We drive out, shooting across the space toward the snowiest peaks I’ve ever seen, the Grand Tetons, and I feel like I’ve been rendered small and humble, like what could we really do to a place this imposing. Climate change rendered invisible, still aching in some corner of my chest. I almost can’t believe the Grand Tetons. We camp outside of the park, where a man with a collie and a huge generator washes freshly caught fish in the water station. We run into the road to watch the sunset over the beaks of the mountains’ summits, giggling and making s’mores. Our campsite host gruffly tells us to make sure to clear up our food, looking hazily past us as he says “I still remember the Glacier maulings of 1967”. We know, we say, even though we later Google the mauling he’s talking about. We are tired of men warning us. It still makes me nervous to pee in the middle of the night, sprinting to and from the tent and only quickly sneaking a look at the star spattered sky. 
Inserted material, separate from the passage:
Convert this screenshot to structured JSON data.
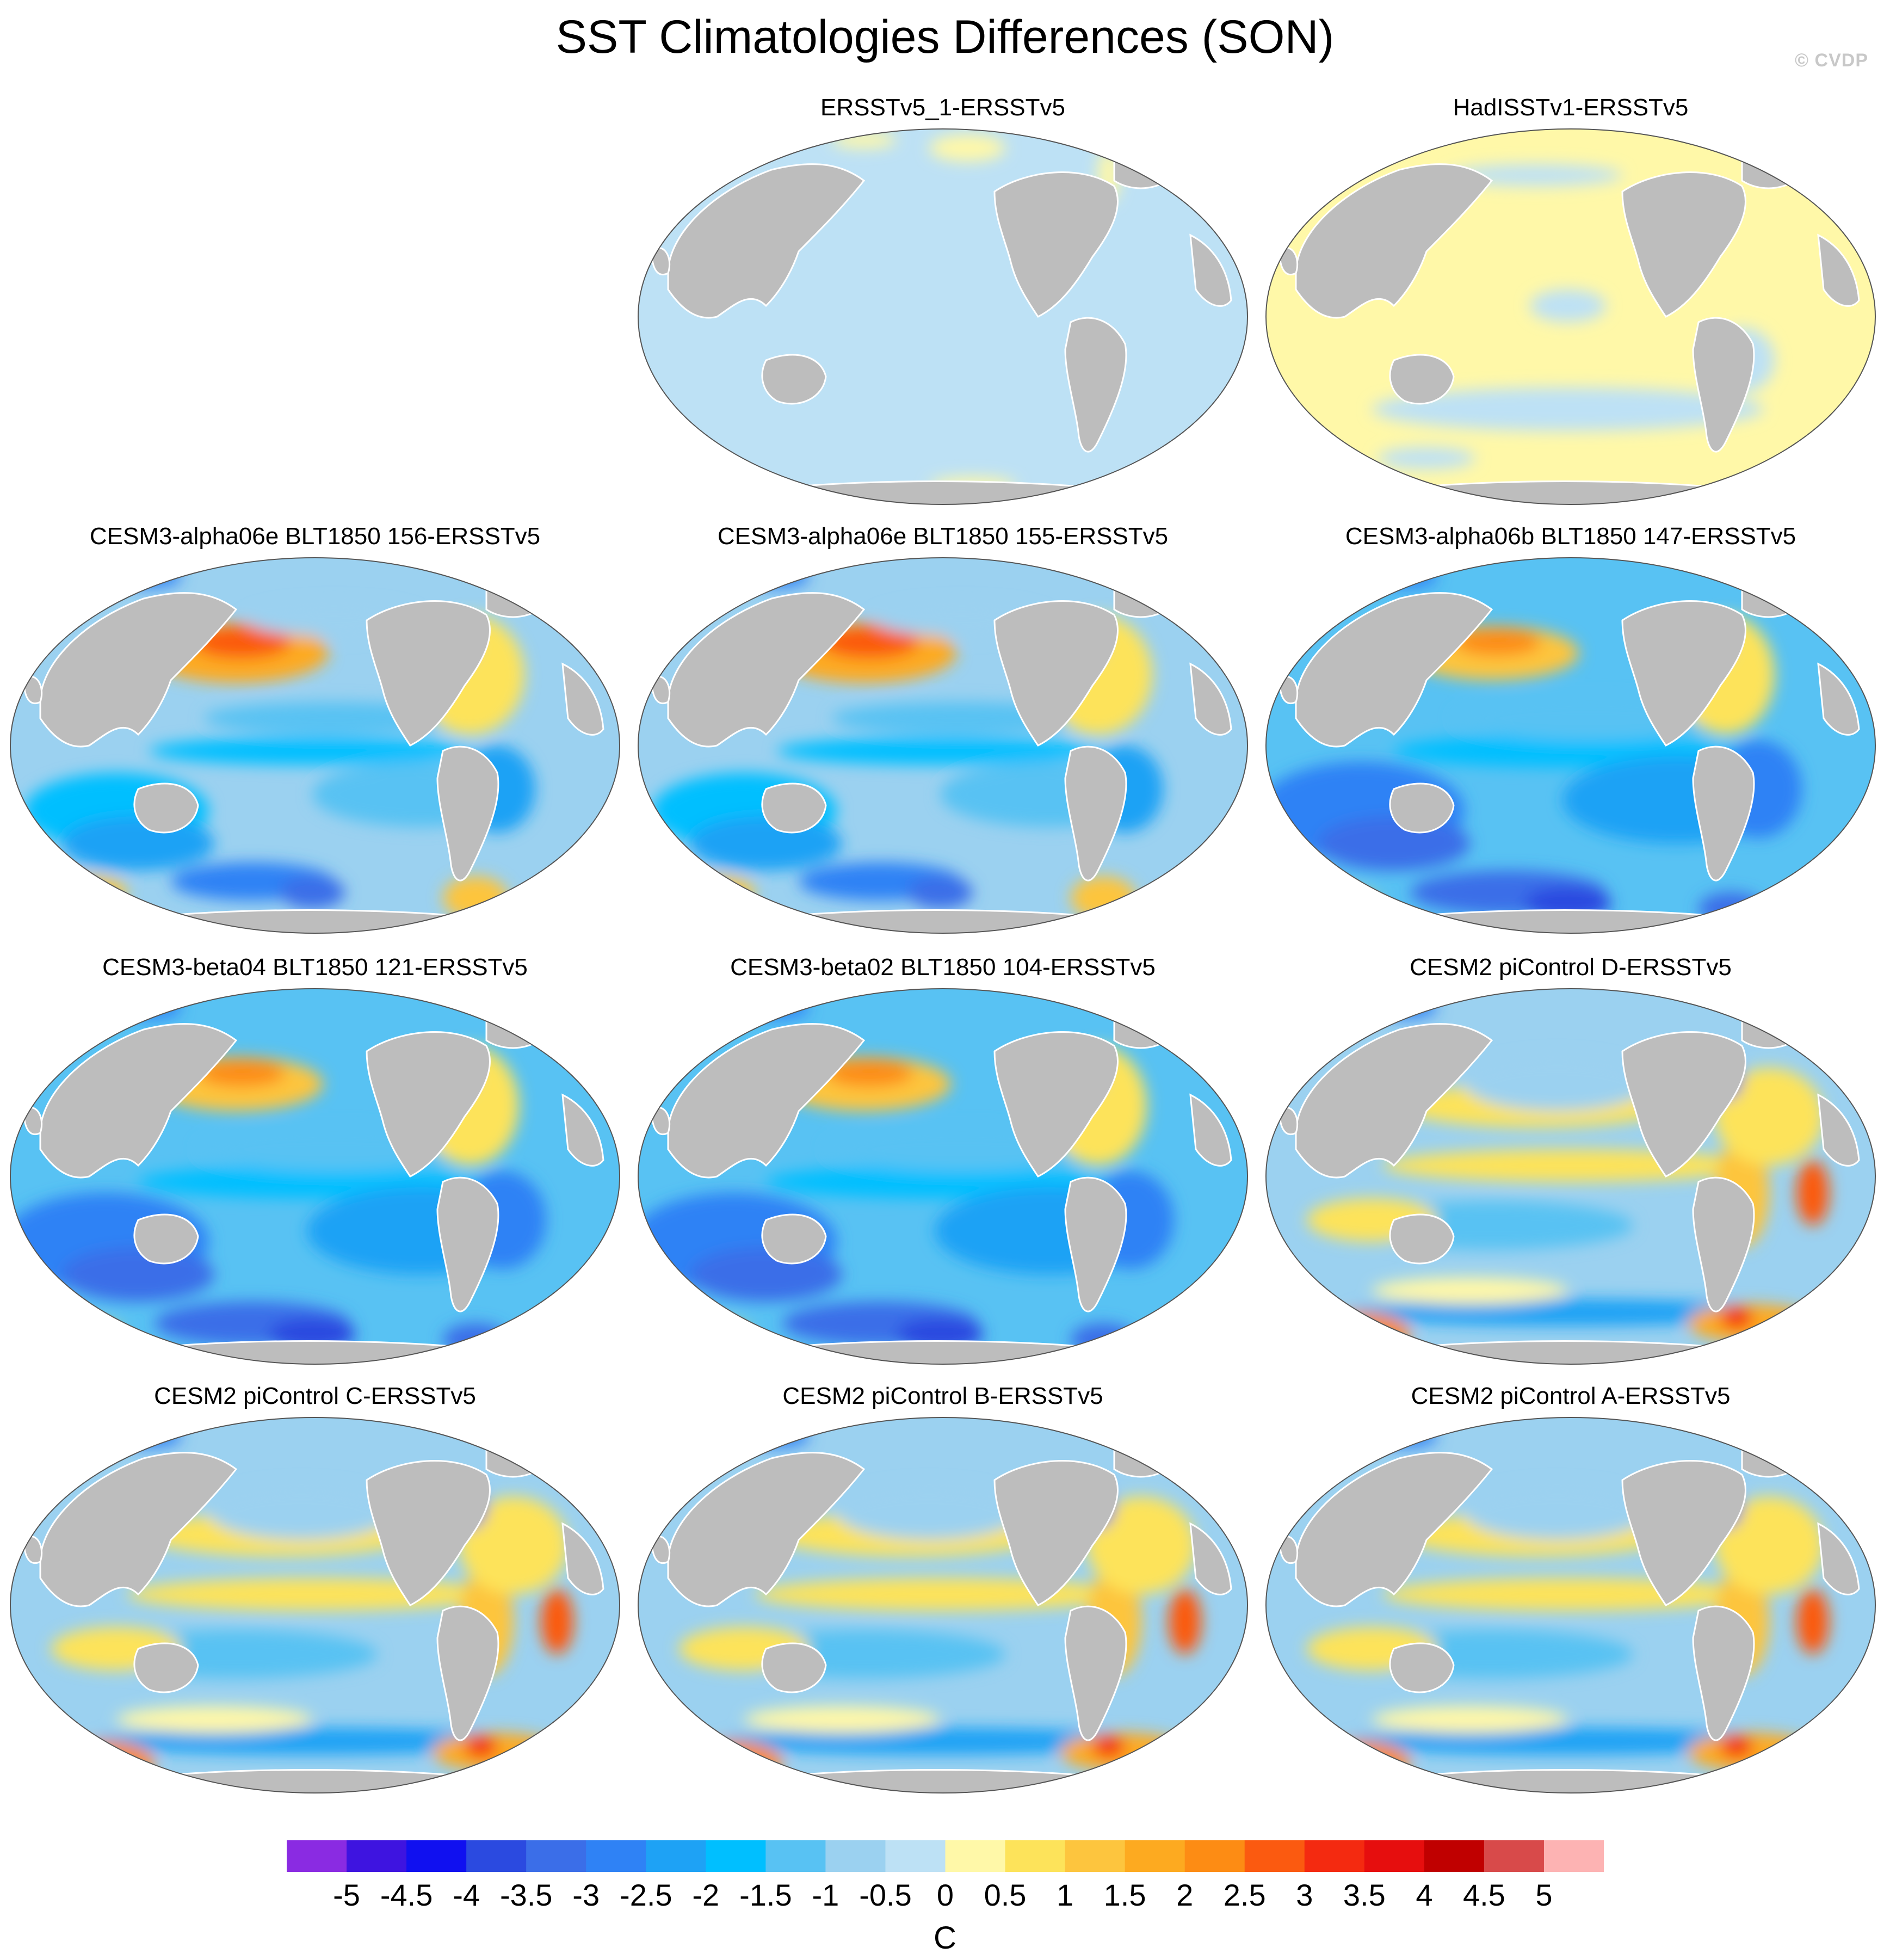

I was skeptical. Yellowstone is, as our Atlas will tell you, the most iconic and the first National Park. It is an American Treasure. And it is so hyped that I was bracing myself for disappointment. But Yellowstone is everything we have heard it will be. Given a rigorous, handwritten list of things to do in 24 hours there, we have our work cut out for us. We see thermal features, we see a vast, crystalline lake, we see Old Faithful rimmed by families in shorts and Columbia jackets. We see herds of buffalo emerging from the 6am mist, and we see a mama bear with two downy cubs by the side of the road. We do not see a wolf. We see so many other things, but we do not see them. And this is how it is to see Wyoming: we see sight after sight, but there are things hidden. As if to say, I won’t be known. Maybe places have their own interiority, their own layers hidden from those who haven’t earned the right to know them.

On the morning of our departure we wake up before the sun, make Cowboy Coffee, and rush out to try to see wolves. We do not see wolves, but we do see the people that saw the wolves. And we meet members of a society of people that watch the wolves every single day, writing reports on them, communicating via radio, knowledgeable about the wolves’ history. Yellowstone really is another world. Fully a country in its own right, governed by the animals, and stewarded by humans trying to do right by them. Of course the tourists make things difficult, but these little pockets of dedication and obsession and magic ripple through the park. 

We don’t have time, and we repeat this over and over when people ask us about places we didn’t go. There wasn’t time. There weren’t years. We did not watch the wolves make packs, live for weeks on a carcass, grow a complex family tree, and wander that unmarked edge of park and ranch land. The edge that marks the difference between being protected and being fair game. These borders are never clearly marked for them.